▬ psychologie
Un clown, ce n’est pas là pour être lui-même.
Un clown, c’est juste là pour faire rire les autres, les amuser. Lui il se tait. Il se pare de son beau maquillage, revêt ses vêtements flamboyants et il fait rire, c’est tout.
Un clown c’est transparent, ça ne se montre pas. Il sourit quand il faut même s’il n’est pas heureux, il rit lorsqu’il tombe même s’il a mal, il saute, fait des cabrioles, des saltos, jongle, même s’il a mal au genou. On est clown avant tout, on oublie ces menus détails.
Un clown, on le regarde avec un peu de mépris, on le regarde sans y prêter attention, on passe les yeux dessus et on va vite vaquer aux occupations plus importantes.
Ce n’est pas sérieux un clown.
Ce n’est pas digne d’un véritable intérêt.
« Viens, on part, on est pressé. On ne va pas perdre notre temps avec ça » disent les parents trop occupés pour laisser leurs enfants s’amuser des facéties d’un clown.
Et le clown est d’accord. Il se sait inutile ; ça ne le dérange pas. Il est indifférent à la plupart des choses, à part à son métier. Ce n’est pas qu’il ne regarde pas le monde autour de lui. Au contraire, il observe, il scrute, il enregistre inlassablement tout ce qui passe sous ses yeux. Mais ce n’est qu’un appareil photo un peu archaïque qui mémorise tout ce qu’il voit. Il ne fait rien d’autre que constater, marquer dans son esprit des images qui s’enchaînent et s’emboitent, créant une grande histoire, l’histoire d’Horizon. Mais tout ça a peu d’importance. Il y a plus important que les mouvements de quelques badauds qui le méprisent, de quelques grands qui le craignent en le voyant errer et de quelques rabat-joie trop ternes pour être dignes d’intérêt.

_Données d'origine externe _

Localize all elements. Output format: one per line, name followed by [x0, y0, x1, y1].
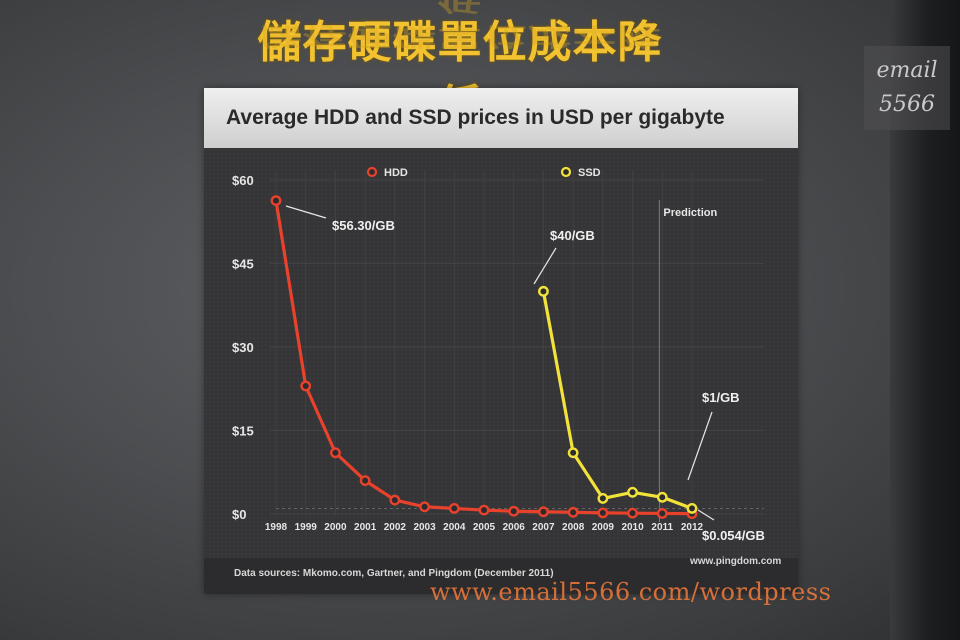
prediction-label: Prediction — [663, 207, 717, 219]
data-point-ssd — [656, 491, 668, 503]
data-point-ssd — [627, 486, 638, 498]
x-tick-label: 2004 — [443, 522, 466, 533]
annotation-label: $40/GB — [550, 228, 595, 243]
plot-background — [204, 148, 798, 558]
y-tick-label: $60 — [232, 173, 254, 188]
slide-heading-reflection: 儲存硬碟單位成本降低 — [257, 0, 663, 50]
credit-text: www.pingdom.com — [690, 556, 782, 567]
data-point-hdd — [270, 195, 282, 206]
legend-label-hdd: HDD — [384, 167, 408, 179]
x-tick-label: 2010 — [621, 522, 644, 533]
annotation-arrow — [533, 247, 557, 285]
y-tick-label: $0 — [232, 507, 246, 522]
badge-line-1: email — [876, 58, 938, 83]
x-tick-label: 2011 — [651, 522, 673, 533]
x-tick-label: 2001 — [354, 522, 377, 533]
data-point-hdd — [389, 494, 401, 506]
x-tick-label: 2002 — [384, 522, 407, 533]
y-tick-label: $45 — [232, 257, 254, 272]
data-point-hdd — [330, 447, 341, 459]
x-tick-label: 2003 — [413, 522, 436, 533]
x-tick-label: 1999 — [295, 522, 318, 533]
data-point-ssd — [686, 503, 698, 514]
data-point-hdd — [627, 507, 638, 519]
annotation-arrow — [285, 205, 327, 219]
chart-slide: Average HDD and SSD prices in USD per gi… — [204, 88, 798, 594]
annotation-arrow — [687, 411, 713, 481]
data-point-hdd — [567, 506, 579, 518]
data-point-hdd — [597, 507, 609, 519]
y-tick-label: $30 — [232, 340, 254, 355]
data-point-hdd — [508, 505, 520, 517]
x-tick-label: 1998 — [265, 522, 288, 533]
data-point-hdd — [419, 501, 430, 513]
data-point-hdd — [300, 380, 312, 392]
badge-line-2: 5566 — [879, 92, 935, 117]
x-tick-label: 2009 — [592, 522, 615, 533]
data-point-ssd — [538, 285, 549, 297]
x-tick-label: 2008 — [562, 522, 585, 533]
data-point-hdd — [478, 504, 490, 516]
data-point-hdd — [538, 506, 549, 518]
data-point-ssd — [567, 447, 579, 459]
legend-marker-ssd — [560, 166, 572, 178]
annotation-arrow — [697, 509, 715, 521]
legend-label-ssd: SSD — [578, 167, 601, 179]
chart-title: Average HDD and SSD prices in USD per gi… — [204, 88, 798, 148]
legend-marker-hdd — [366, 166, 378, 178]
price-chart: $0 $15 $30 $45 $60 Prediction 1998 1999 2000 2001… — [204, 148, 798, 558]
annotation-label: $56.30/GB — [332, 218, 395, 233]
x-tick-label: 2012 — [681, 522, 704, 533]
source-text: Data sources: Mkomo.com, Gartner, and Pi… — [234, 568, 554, 579]
x-tick-label: 2000 — [324, 522, 347, 533]
data-point-ssd — [597, 493, 609, 504]
annotation-label: $1/GB — [702, 390, 740, 405]
data-point-hdd — [359, 475, 371, 486]
data-point-hdd — [448, 503, 460, 514]
watermark: www.email5566.com/wordpress — [430, 578, 832, 606]
y-tick-label: $15 — [232, 424, 254, 439]
x-tick-label: 2005 — [473, 522, 496, 533]
x-tick-label: 2006 — [503, 522, 526, 533]
annotation-label: $0.054/GB — [702, 528, 765, 543]
email-badge: email 5566 — [864, 46, 950, 130]
data-point-hdd — [656, 508, 668, 519]
x-tick-label: 2007 — [532, 522, 555, 533]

Ces gens-là ne changeront rien au quotidien d’un clown, qui la bien compris. Il a compris que certaines choses sont immuables malgré les gens mécontents et ennuyeux.
Il sait qu’il continuera à faire le pitre aussi longtemps que son corps le lui permettra parce qu’il aime voir les sourires des enfants et la petite lueur dans les yeux des adultes, un peu plus pudiques. Il sait qu’il dérangera toujours la plupart des gens lorsqu’il chante à plein poumon ses rimes improvisées, parfois trop bancales lorsqu’il a le ventre vide et qu’il peine à réfléchir. Il sait qu’il n’aurait aucun mal à gagner de l’argent autrement, mais qu'au fond il ne changera jamais, c’est quelqu’un d’honnête. Il sait qu’il est heureux. Sans jamais avoir lu le moindre livre de Pascal, d’Epicure ni d’aucun autre philosophe qui réfléchissent trop pour comprendre quoi que ce soit. Il faut sûrement être heureux pour savoir qu’on l’est, et, dans ce cas, le clown est la seule personne heureuse puisqu’il ne doute jamais de son bonheur, qu’il est fixé en lui si profond qu’il n’a jamais à se demander le pourquoi du comment du bonheur. Même ridicule, même affamé, même détesté, il est heureux, alors il rit pour que les autres rit, il se fait mal pour qu’on lui sourit, et les pièces sonnantes qui tombent dans son chapeau élimé ne sont que des suppléments. Alors, tant qu’on le laisse tranquille, Quasimodo continuera sa petite vie sa jamais rien faire bouger. Parce que si on bouge quoi que ce soit, peut-être que son bonheur deviendra bancal, que son harmonie sera détruite définitivement.